VEGF is the best-characterized mediator of endothelial sprouting, the most common method by which tumors acquire new vascular channels.58 In the presence of VEGF, endothelial cell survival is enhanced and helps to form the vascular network enabling tumor metastases.58, 59 Inclusion of normal tissue into the analysis allowed us to compare the levels of VEGF expression in tumors and normal tissue. Due to the common loss of VHL gene function, the expression level of the normally suppressed VEGF, was expected to be higher in RCCs.60 In fact, in 35 out of 46 cases we did observe VEGF expression higher in tumors compared with normal tissues (76%; Figure 5a). Also, adjusted VEGF levels were higher in higher-grade tumors, which were not observed for unadjusted values. We did not detect any correlation between VEGF expression and tumor stage or MVD. The reason for these results is likely multifactorial. Although VEGF is a major factor in angiogenesis, tumors utilize numerous other mechanisms to develop new vasculature, some of which do not rely on VEGF.58 In addition, it has been shown that VEGF levels are variable within a tumor, with hypoxic areas of tumor secreting higher levels of VEGF compared with well-vascularized areas.61 The degree of VEGF expression in tumors is likely a combination of levels predetermined by the molecular abnormalities with superimposed VEGF production as a physiological response to hypoxia. Since the latter component has an inverse relationship with the microvasculature, it can distort the association between the inherent VEGF expression levels and MVD.
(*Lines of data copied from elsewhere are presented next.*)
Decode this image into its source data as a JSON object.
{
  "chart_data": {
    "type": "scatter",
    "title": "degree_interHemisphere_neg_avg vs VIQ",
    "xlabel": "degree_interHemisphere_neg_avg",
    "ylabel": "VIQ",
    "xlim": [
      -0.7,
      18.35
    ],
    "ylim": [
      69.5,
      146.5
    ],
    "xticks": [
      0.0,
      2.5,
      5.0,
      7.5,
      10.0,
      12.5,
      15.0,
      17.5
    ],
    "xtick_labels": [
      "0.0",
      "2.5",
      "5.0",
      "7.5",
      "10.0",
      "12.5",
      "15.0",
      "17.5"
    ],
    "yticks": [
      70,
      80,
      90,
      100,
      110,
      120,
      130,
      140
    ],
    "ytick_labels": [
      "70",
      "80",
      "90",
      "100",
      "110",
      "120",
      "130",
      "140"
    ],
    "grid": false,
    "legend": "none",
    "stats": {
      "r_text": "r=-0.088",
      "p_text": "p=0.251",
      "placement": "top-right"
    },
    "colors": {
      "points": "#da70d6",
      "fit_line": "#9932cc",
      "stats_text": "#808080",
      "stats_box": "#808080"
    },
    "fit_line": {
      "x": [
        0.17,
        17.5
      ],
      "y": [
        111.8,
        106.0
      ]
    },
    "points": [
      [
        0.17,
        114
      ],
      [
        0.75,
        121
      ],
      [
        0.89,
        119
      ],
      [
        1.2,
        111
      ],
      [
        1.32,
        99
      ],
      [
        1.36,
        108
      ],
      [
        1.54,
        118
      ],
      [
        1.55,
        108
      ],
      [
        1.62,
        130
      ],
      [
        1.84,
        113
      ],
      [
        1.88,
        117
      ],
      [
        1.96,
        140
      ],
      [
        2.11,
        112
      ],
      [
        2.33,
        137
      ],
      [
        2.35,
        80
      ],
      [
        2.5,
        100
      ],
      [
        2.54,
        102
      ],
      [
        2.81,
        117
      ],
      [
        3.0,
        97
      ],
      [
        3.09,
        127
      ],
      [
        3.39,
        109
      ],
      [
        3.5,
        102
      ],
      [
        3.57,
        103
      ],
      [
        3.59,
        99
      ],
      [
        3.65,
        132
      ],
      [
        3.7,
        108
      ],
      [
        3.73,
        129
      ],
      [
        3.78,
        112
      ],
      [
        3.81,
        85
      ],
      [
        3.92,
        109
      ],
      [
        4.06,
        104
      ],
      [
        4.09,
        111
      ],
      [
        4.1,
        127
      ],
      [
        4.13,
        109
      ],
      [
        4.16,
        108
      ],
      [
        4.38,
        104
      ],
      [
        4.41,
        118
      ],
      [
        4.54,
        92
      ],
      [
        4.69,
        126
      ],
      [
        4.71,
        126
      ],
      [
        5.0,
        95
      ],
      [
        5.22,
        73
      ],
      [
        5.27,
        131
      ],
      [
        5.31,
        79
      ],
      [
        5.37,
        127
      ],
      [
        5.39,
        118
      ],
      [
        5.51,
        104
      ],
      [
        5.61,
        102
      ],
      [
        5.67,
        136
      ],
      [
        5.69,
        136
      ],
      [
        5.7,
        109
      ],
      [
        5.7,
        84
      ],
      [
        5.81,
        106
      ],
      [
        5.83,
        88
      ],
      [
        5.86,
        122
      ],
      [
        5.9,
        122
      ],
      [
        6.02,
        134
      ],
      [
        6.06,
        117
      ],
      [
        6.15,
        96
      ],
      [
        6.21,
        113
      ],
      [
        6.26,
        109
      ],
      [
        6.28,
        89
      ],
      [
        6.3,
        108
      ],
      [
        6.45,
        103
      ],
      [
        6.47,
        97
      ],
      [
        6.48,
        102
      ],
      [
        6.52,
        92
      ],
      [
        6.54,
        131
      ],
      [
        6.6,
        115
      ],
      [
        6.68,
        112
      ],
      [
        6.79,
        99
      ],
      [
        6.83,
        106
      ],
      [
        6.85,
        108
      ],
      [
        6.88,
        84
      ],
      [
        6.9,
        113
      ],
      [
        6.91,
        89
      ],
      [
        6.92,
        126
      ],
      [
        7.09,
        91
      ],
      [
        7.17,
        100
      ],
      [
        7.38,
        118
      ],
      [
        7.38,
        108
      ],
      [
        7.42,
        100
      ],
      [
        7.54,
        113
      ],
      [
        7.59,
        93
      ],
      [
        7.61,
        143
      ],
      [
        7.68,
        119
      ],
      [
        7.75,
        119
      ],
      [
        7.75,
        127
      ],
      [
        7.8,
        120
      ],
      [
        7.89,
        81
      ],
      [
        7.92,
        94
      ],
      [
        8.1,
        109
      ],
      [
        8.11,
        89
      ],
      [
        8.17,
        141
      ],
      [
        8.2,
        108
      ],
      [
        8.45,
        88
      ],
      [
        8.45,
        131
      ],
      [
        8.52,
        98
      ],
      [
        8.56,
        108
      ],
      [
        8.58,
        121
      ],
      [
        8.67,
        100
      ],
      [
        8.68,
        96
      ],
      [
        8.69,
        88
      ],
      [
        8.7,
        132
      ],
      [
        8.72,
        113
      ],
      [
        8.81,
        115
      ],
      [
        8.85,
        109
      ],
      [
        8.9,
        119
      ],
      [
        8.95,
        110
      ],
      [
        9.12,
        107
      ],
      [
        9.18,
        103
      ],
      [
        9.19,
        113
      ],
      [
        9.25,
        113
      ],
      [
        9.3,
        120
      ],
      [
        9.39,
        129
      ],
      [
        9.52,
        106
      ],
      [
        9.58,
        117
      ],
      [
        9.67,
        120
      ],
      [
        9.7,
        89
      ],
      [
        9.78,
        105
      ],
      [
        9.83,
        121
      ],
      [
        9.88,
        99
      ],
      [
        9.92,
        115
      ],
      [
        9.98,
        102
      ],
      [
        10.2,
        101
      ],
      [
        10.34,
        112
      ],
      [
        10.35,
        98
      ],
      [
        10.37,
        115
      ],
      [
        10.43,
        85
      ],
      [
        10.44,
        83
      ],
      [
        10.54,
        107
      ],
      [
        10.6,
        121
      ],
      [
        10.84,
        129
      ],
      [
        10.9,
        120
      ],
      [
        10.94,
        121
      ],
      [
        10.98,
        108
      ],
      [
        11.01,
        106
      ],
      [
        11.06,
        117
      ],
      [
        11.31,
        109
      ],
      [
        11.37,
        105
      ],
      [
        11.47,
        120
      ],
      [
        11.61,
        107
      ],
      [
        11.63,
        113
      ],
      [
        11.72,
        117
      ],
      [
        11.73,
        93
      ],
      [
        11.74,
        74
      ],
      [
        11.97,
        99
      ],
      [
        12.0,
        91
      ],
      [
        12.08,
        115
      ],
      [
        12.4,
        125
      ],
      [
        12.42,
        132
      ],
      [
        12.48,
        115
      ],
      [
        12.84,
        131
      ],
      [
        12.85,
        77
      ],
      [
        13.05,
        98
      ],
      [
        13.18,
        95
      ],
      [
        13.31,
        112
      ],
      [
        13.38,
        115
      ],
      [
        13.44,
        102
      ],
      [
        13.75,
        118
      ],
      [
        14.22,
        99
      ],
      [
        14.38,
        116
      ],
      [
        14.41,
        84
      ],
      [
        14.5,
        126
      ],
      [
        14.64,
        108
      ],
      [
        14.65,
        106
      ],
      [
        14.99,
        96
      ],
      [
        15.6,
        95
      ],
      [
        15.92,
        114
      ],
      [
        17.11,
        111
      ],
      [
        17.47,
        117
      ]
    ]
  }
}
Over several decades, the assessment of tumor microvasculature has drawn attention as a prognostic marker; however a large number of studies produced equivocal results.21, 24, 26, 28, 62, 63, 64, 65, 66 Practically, all studies were based on manual counting of vessels within small areas of tumor utilizing either ‘hot-spots’26, 30, 67 or small tissue microarray cores.68 Both factors, small tissue sample and manual input have a large potential for errors; it is logical to replace those methods with standardized computer analyses of large areas. Moreover, the inclusion of an internal reference point is easily achieved by the new methodology and can further increase the accuracy of measurements. It can be argued that the normal tissue adjacent to the tumor can be affected by it. For example, blood flow can be shunted and the normal tissue may react by an increase in VEGF production and higher MVD. In practice, we observed the associations only using the adjusted data. Therefore, the effect is either not present or smaller than the benefit of normalization and we believe that inclusion of an internal reference has a large potential for immunohistochemical analyses in general.

Both researchers and clinicians should fully understand that accurate assessment of biomarkers is extremely important in the era of targeted therapies. The accumulated experience of currently used targeted medications shows that only a subset of patients benefit from the treatment. The result has been a thorough standardization of clinical tests and development of quality assurance programs for the laboratories performing them. Similarly, researchers should aim to use discovery tools of sufficient accuracy to resolve any potential biological differences. In this study, we aimed to increase the accuracy of immunohistochemical assessment of MVD and VEGF and our main finding was that higher adjusted MVD in ccRCC is predictive of increased tumor aggressiveness. This may prove useful for prognostic and treatment purposes in patients with ccRCC.